Krieg und Frieden in Afrika: Neue Hoffnung

Aufeinander zugehen
Edouard Benjamin, ECOWAS
Afrika

Für die meisten Europäer ist Afrika der Kontinent der Kriege und Katastrophen. Die Medien zeigen Bilder von Kindersoldaten und hungernden Menschen. Die Tourismusbranche ergänzt dieses Afrika-Bild bestenfalls mit Fotos aus exotischen Tierparks. Während Konflikte attraktive Schlagzeilen liefern, lässt sich Frieden medial schlecht verkaufen. So sind sich die meisten Menschen in Europa kaum bewusst, dass die Epoche der Kriege in Afrika im Abflauen begriffen ist.

Noch vor drei Jahren sprach man von 14 Kriegen und bewaffneten Konflikten. Seit geraumer Zeit laufen jedoch mehrere schwierige und langwierige Friedensverhandlungen. Manche davon sind abgeschlossen, andere geben Anlass zur Hoffnung. Eine Reihe von Ländern hat nach langen Bürgerkriegen einen oft noch fragilen Frieden zu Stande gebracht. Mosambik und Angola im südlichen Afrika gehören dazu, in Westafrika Sierra Leone und - immer noch stark gefährdet - Liberia.

Gegen alle Erwartungen hat der Kongo alle Kriegsparteien in einer sehr wackligen Regierung vereint - während allerdings im Busch die Kämpfe noch weitergehen. Die Konfliktparteien des längsten afrikanischen Kriegs im Sudan haben unter internationalem Druck in monatelangen Verhandlungen grosse Fortschritte erzielt. Auch die somalischen Kriegerclans sitzen in Nairobi am Verhandlungstisch. Warum zeigen so viele alte Krieger Verhandlungsbereitschaft?

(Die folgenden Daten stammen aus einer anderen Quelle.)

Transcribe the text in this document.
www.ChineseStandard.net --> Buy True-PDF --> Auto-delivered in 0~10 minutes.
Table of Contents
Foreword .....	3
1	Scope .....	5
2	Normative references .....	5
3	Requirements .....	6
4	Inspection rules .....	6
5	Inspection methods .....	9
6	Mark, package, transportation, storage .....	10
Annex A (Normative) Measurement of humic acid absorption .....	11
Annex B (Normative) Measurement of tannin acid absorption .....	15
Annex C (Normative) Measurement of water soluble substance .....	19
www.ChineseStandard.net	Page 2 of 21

Islamismus und Neo-Liberalismus

Das Ende des Ost-West-Konflikts hat die Grundlagen der ideologischen Kriege zerstört und zugleich demokratische Sehnsüchte und die Zuversicht erweckt, dass Diktaturen von innen her abgebrochen werden können. Die Überwindung des Apartheid-Regimes in Südafrika 1994 war ein Fanal für den Kontinent. In den folgenden Jahren konnten sich in vielen Ländern halb-demokratische Systeme etablieren. Allerdings droht immer stärker die Gefahr eines neuen ideologischen, diesmal islamistischen Gewalt-Imports nach Afrika. In dem Masse, wie die Auseinandersetzung zwischen Kapitalismus und Sozialismus durch die Konfrontation zwischen Islamismus und Neo-Liberalismus ersetzt wird, wird Afrika wiederum Schlachtfeld auswärtiger Interessen: von religiösem Totalitarismus sowie von westlichen Sicherheitsinteressen.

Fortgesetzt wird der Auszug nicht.